US 12,191,000 B2
	Systems and methods for classifying patients with respect to multiple cancer classes
M. Cyrus Maher, San Mateo, CA (US); Anton Valouev, Palo Alto, CA (US); Darya Filippova, Sunnyvale, CA (US); Virgil Nicula, Cupertino, CA (US); Karthik Jagadeesh, San Francisco, CA (US); Oliver Claude Venn, San Francisco, CA (US); Samuel S. Gross, Sunnyvale, CA (US); John F. Beausang, Menlo Park, CA (US); and Robert Abe Paine Calef, Redwood City, CA (US)
Assigned to GRAIL, INC., Menlo Park, CA (US)
Filed by Grail, LLC, Menlo Park, CA (US)
Filed on Jan. 6, 2023, as Appl. No. 18/151,197.
Application 18/151,197 is a continuation of application No. 16/709,537, filed on Dec. 10, 2019, granted, now 11,581,062.
Claims priority of provisional application 62/777,693, filed on Dec. 10, 2018.
Prior Publication US 2023/0170048 A1, Jun. 1, 2023
Int. Cl.

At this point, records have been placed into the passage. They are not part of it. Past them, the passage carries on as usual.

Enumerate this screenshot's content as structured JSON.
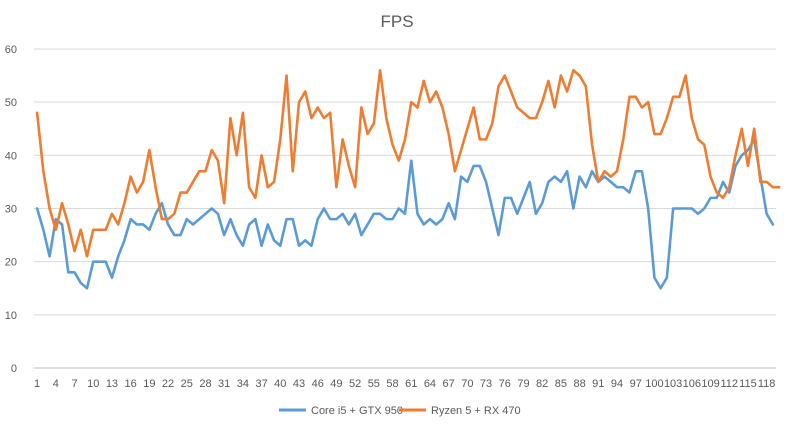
{
  "chart_data": {
    "type": "line",
    "title": "FPS",
    "xlabel": "",
    "ylabel": "",
    "ylim": [
      0,
      60
    ],
    "y_ticks": [
      0,
      10,
      20,
      30,
      40,
      50,
      60
    ],
    "x_tick_labels": [
      "1",
      "4",
      "7",
      "10",
      "13",
      "16",
      "19",
      "22",
      "25",
      "28",
      "31",
      "34",
      "37",
      "40",
      "43",
      "46",
      "49",
      "52",
      "55",
      "58",
      "61",
      "64",
      "67",
      "70",
      "73",
      "76",
      "79",
      "82",
      "85",
      "88",
      "91",
      "94",
      "97",
      "100",
      "103",
      "106",
      "109",
      "112",
      "115",
      "118"
    ],
    "x_tick_start": 1,
    "x_tick_step": 3,
    "grid": true,
    "legend_position": "bottom",
    "series": [
      {
        "name": "Core i5 + GTX 950",
        "color": "#5b9bd5",
        "values": [
          30,
          26,
          21,
          28,
          27,
          18,
          18,
          16,
          15,
          20,
          20,
          20,
          17,
          21,
          24,
          28,
          27,
          27,
          26,
          29,
          31,
          27,
          25,
          25,
          28,
          27,
          28,
          29,
          30,
          29,
          25,
          28,
          25,
          23,
          27,
          28,
          23,
          27,
          24,
          23,
          28,
          28,
          23,
          24,
          23,
          28,
          30,
          28,
          28,
          29,
          27,
          29,
          25,
          27,
          29,
          29,
          28,
          28,
          30,
          29,
          39,
          29,
          27,
          28,
          27,
          28,
          31,
          28,
          36,
          35,
          38,
          38,
          35,
          30,
          25,
          32,
          32,
          29,
          32,
          35,
          29,
          31,
          35,
          36,
          35,
          37,
          30,
          36,
          34,
          37,
          35,
          36,
          35,
          34,
          34,
          33,
          37,
          37,
          30,
          17,
          15,
          17,
          30,
          30,
          30,
          30,
          29,
          30,
          32,
          32,
          35,
          33,
          38,
          40,
          41,
          43,
          36,
          29,
          27
        ]
      },
      {
        "name": "Ryzen 5 + RX 470",
        "color": "#ed7d31",
        "values": [
          48,
          37,
          30,
          26,
          31,
          27,
          22,
          26,
          21,
          26,
          26,
          26,
          29,
          27,
          31,
          36,
          33,
          35,
          41,
          34,
          28,
          28,
          29,
          33,
          33,
          35,
          37,
          37,
          41,
          39,
          31,
          47,
          40,
          48,
          34,
          32,
          40,
          34,
          35,
          43,
          55,
          37,
          50,
          52,
          47,
          49,
          47,
          48,
          34,
          43,
          38,
          34,
          49,
          44,
          46,
          56,
          47,
          42,
          39,
          43,
          50,
          49,
          54,
          50,
          52,
          49,
          44,
          37,
          41,
          45,
          49,
          43,
          43,
          46,
          53,
          55,
          52,
          49,
          48,
          47,
          47,
          50,
          54,
          49,
          55,
          52,
          56,
          55,
          53,
          42,
          35,
          37,
          36,
          37,
          43,
          51,
          51,
          49,
          50,
          44,
          44,
          47,
          51,
          51,
          55,
          47,
          43,
          42,
          36,
          33,
          32,
          34,
          40,
          45,
          38,
          45,
          35,
          35,
          34,
          34
        ]
      }
    ]
  }
}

G16B 30/00 (2019.01); G06N 5/04 (2023.01); G06N 20/00 (2019.01); G16B 20/20 (2019.01); G16B 40/00 (2019.01); G16H 10/40 (2018.01); G16H 10/60 (2018.01); G16H 50/20 (2018.01); G16H 50/70 (2018.01); G16H 70/60 (2018.01)

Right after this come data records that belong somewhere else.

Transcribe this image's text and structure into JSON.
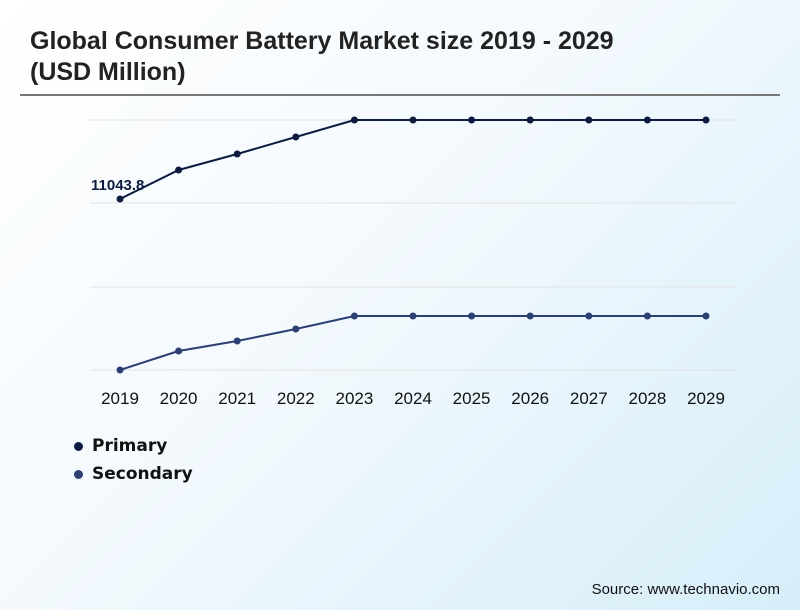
{
  "chart_data": {
    "type": "line",
    "title": "Global Consumer Battery Market size 2019 - 2029 (USD Million)",
    "categories": [
      "2019",
      "2020",
      "2021",
      "2022",
      "2023",
      "2024",
      "2025",
      "2026",
      "2027",
      "2028",
      "2029"
    ],
    "series": [
      {
        "name": "Primary",
        "color": "#0d1b3e",
        "values": [
          11043.8,
          12917,
          13950,
          15048,
          16146,
          16146,
          16146,
          16146,
          16146,
          16146,
          16146
        ]
      },
      {
        "name": "Secondary",
        "color": "#2b3f73",
        "values": [
          0,
          1227,
          1873,
          2648,
          3488,
          3488,
          3488,
          3488,
          3488,
          3488,
          3488
        ]
      }
    ],
    "data_labels": [
      {
        "series": "Primary",
        "category": "2019",
        "text": "11043.8"
      }
    ],
    "grid": true,
    "legend": "bottom-left"
  },
  "source": "Source: www.technavio.com"
}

CPC G16B 30/00 (2019.02) [G06N 5/04 (2013.01); G06N 20/00 (2019.01); G16B 20/20 (2019.02); G16B 40/00 (2019.02); G16H 10/40 (2018.01); G16H 10/60 (2018.01); G16H 50/20 (2018.01); G16H 50/70 (2018.01); G16H 70/60 (2018.01)]

27 Claims

1. A method of training an untrained first classifier to classify a test subject of a given species to a cancer class in a plurality of cancer classes using a computer system comprising one or more processors, the method comprising:

obtaining, by the computer system and for each respective reference subject in a first plurality of reference subjects, (i) a cancer class of the respective reference subject and (ii) a sequencing construct for the respective reference subject that includes a first bin count for each respective bin in a plurality of bins that collectively represent all or a portion of a reference genome of the species, wherein each respective first bin count representative of a number of nucleic acid fragments measured from nucleic acids in a biological sample obtained from the respective reference subject that maps onto a different and non-overlapping portion of the reference genome of the species, wherein, for each respective cancer class in the plurality of cancer classes, the first plurality of reference subjects includes at least one reference subject that has the respective cancer class;

improving a computational efficiency of the computer system by collectively subjecting, by the computer system, the first bin count of each bin in the plurality of bins for each reference subject in the first plurality of reference subjects to a dimensionality reduction method thereby obtaining a feature set, wherein the feature set consists of a number of features that is fewer than the number of bins in the plurality of bins;

resampling, using the computer system, the feature set a plurality of times, wherein the resampling comprises forming, for each respective training iteration in a plurality of training iterations, a trained component classifier via:

omitting, from the feature set, a subset of values for features in the feature set for the first plurality of reference subjects; and

forming the trained component classifier by inputting, in conjunction with the cancer class of respective reference subjects in the first plurality of reference subjects as ground truth, remaining values for the features in the feature set as collective input to a respective untrained component classifier; and

constructing, as a result of the resampling and by collectively leveraging output generated by the trained component classifier formed in each of the plurality of training iterations, a trained first classifier having an improved cancer class recognition ability over the untrained first classifier.